In der Pensionsversicherungsanstalt arbeitet man derzeit auf Hochtouren. Während die Pensionskommission vergangene Woche einen ambivalenten Bericht zur Zukunft unserer Pensionen herausbrachte, wird dort an einer der größten Pensionsreformen der letzten Jahrzehnte gezimmert.

Rund neue 100 Mitarbeiter hat Winfried Pinggera, Chef der Pensionsversicherung, für das Großprojekt eingestellt. Sie erheben für 3,6 Millionen Versicherte die Pensionsansprüche, die ab 2014 auf einem individuellen Pensionskonto eingebucht werden. „Auf dem Pensionskonto kann sich jeder Versicherte ab Mitte 2014 seine Pensionsansprüche bis zum 31. Dezember 2013 ansehen“, sagt Pinggera. In Zukunft kann dann jeder online prüfen, um wie viel sich sein Pensionsanspruch jährlich erhöht. (Die dafür nötige Handysignatur gibt’s kostenlos bei der PVA)

Längere Durchrechnung

Vorteil eins: Die PVA kann künftig per Knopfdruck den Pensionsbescheid erstellen. Entscheidender für den Staatshaushalt ist aber der finanzielle Aspekt: „Vom Augenblick der Erstgutschrift gibt es die volle Durchrechnung der künftigen Pensionsansprüche. Die Pensionen werden im Vergleich zu heute daher tendenziell sinken“, sagt ein Experte.

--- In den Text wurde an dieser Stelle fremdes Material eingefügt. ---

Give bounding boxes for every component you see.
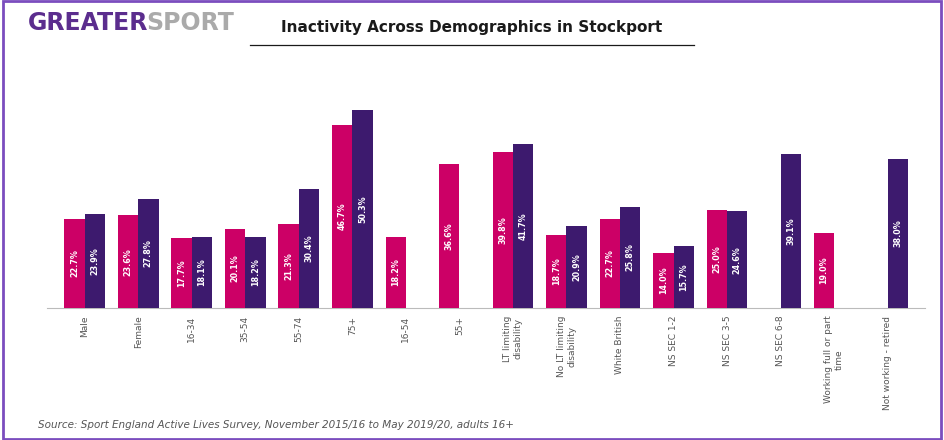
- Text: 25.8%: 25.8%: [626, 243, 634, 271]
- Bar: [547, 235, 566, 308]
- Text: 38.0%: 38.0%: [893, 220, 902, 247]
- Text: Inactivity Across Demographics in Stockport: Inactivity Across Demographics in Stockp…: [281, 20, 663, 35]
- Text: 30.4%: 30.4%: [305, 235, 313, 262]
- Bar: [707, 210, 727, 308]
- Text: 21.3%: 21.3%: [284, 252, 294, 280]
- Text: 17.7%: 17.7%: [177, 260, 186, 287]
- Text: 22.7%: 22.7%: [70, 249, 79, 277]
- Text: 36.6%: 36.6%: [445, 222, 454, 250]
- Text: 20.9%: 20.9%: [572, 253, 582, 281]
- Text: 18.2%: 18.2%: [391, 258, 400, 286]
- Bar: [620, 207, 640, 308]
- Bar: [172, 238, 192, 308]
- Text: 25.0%: 25.0%: [713, 245, 721, 273]
- Text: 19.0%: 19.0%: [819, 257, 829, 285]
- Bar: [566, 226, 587, 308]
- Bar: [245, 237, 265, 308]
- Text: 46.7%: 46.7%: [338, 202, 346, 230]
- Bar: [814, 233, 834, 308]
- Bar: [332, 125, 352, 308]
- Text: 14.0%: 14.0%: [659, 267, 667, 294]
- Bar: [513, 144, 533, 308]
- Text: 18.2%: 18.2%: [251, 258, 260, 286]
- Text: 23.9%: 23.9%: [91, 247, 99, 275]
- Text: 20.1%: 20.1%: [230, 255, 240, 282]
- Bar: [278, 224, 299, 308]
- Bar: [299, 189, 319, 308]
- Text: 23.6%: 23.6%: [124, 248, 132, 275]
- Text: 41.7%: 41.7%: [518, 212, 528, 240]
- Bar: [385, 237, 406, 308]
- Text: SPORT: SPORT: [146, 11, 234, 35]
- Bar: [493, 152, 513, 308]
- Bar: [352, 110, 373, 308]
- Text: 50.3%: 50.3%: [358, 195, 367, 223]
- Bar: [64, 219, 85, 308]
- Text: 39.8%: 39.8%: [498, 216, 507, 244]
- Bar: [192, 237, 212, 308]
- Text: 22.7%: 22.7%: [605, 249, 615, 277]
- Bar: [653, 253, 673, 308]
- Text: 15.7%: 15.7%: [679, 264, 688, 291]
- Bar: [673, 246, 694, 308]
- Text: GREATER: GREATER: [28, 11, 149, 35]
- Bar: [439, 164, 460, 308]
- Bar: [781, 154, 801, 308]
- Text: 18.7%: 18.7%: [552, 257, 561, 285]
- Text: 39.1%: 39.1%: [786, 217, 795, 245]
- Bar: [727, 211, 748, 308]
- Bar: [118, 215, 138, 308]
- Text: 24.6%: 24.6%: [733, 246, 742, 274]
- Bar: [887, 159, 908, 308]
- Bar: [225, 229, 245, 308]
- Bar: [138, 199, 159, 308]
- Text: Source: Sport England Active Lives Survey, November 2015/16 to May 2019/20, adul: Source: Sport England Active Lives Surve…: [38, 420, 514, 430]
- Bar: [599, 219, 620, 308]
- Text: 18.1%: 18.1%: [197, 259, 207, 286]
- Bar: [85, 214, 105, 308]
- Text: 27.8%: 27.8%: [143, 239, 153, 268]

Zählten einst die besten 15 Jahre als Grundlage für die Pension (und bis zum Pensionskonto die besten 26), ist es ab einem Jobantritt 2005 die gesamte Lebensverdienstsumme. „Die Durchrechnungszeiträume werden systematisch länger“, bestätigt auch Pinggera. „Dadurch wird sich die Ersatzrate (Pension in Prozent des letzten Einkommens) weiter verringern. Das verändert sich im internationalen Trend aufgrund der demografischen Entwicklung.“

Schließlich steigt die Zahl der Pensionisten stetig an – die Zahl der Beitragszahler und das Pensionsantrittsalter aber kaum (siehe Grafik unten). Schon derzeit stützt der Bund das Pensionssystem mit 8,3 Milliarden Euro. Soll das System nicht 2025 kollabieren (siehe Bericht unten), müssen die Versicherten länger arbeiten.

Ein Anreiz dazu ist das Pensionskonto. „Ein Jahr länger arbeiten bringt künftig rund sieben Prozent mehr Pension“, erklärt Pinggera. Mehr Klarheit, Transparenz und Arbeitsanreize attestiert auch der Pensionsexperte Bernd Marin. Der Versicherungsmathematiker Franz Pagler glaubt ebenfalls, dass das Konto „zu einer Erhöhung des Pensionsantrittsalters beitragen kann – wenn die Leute reinschauen“.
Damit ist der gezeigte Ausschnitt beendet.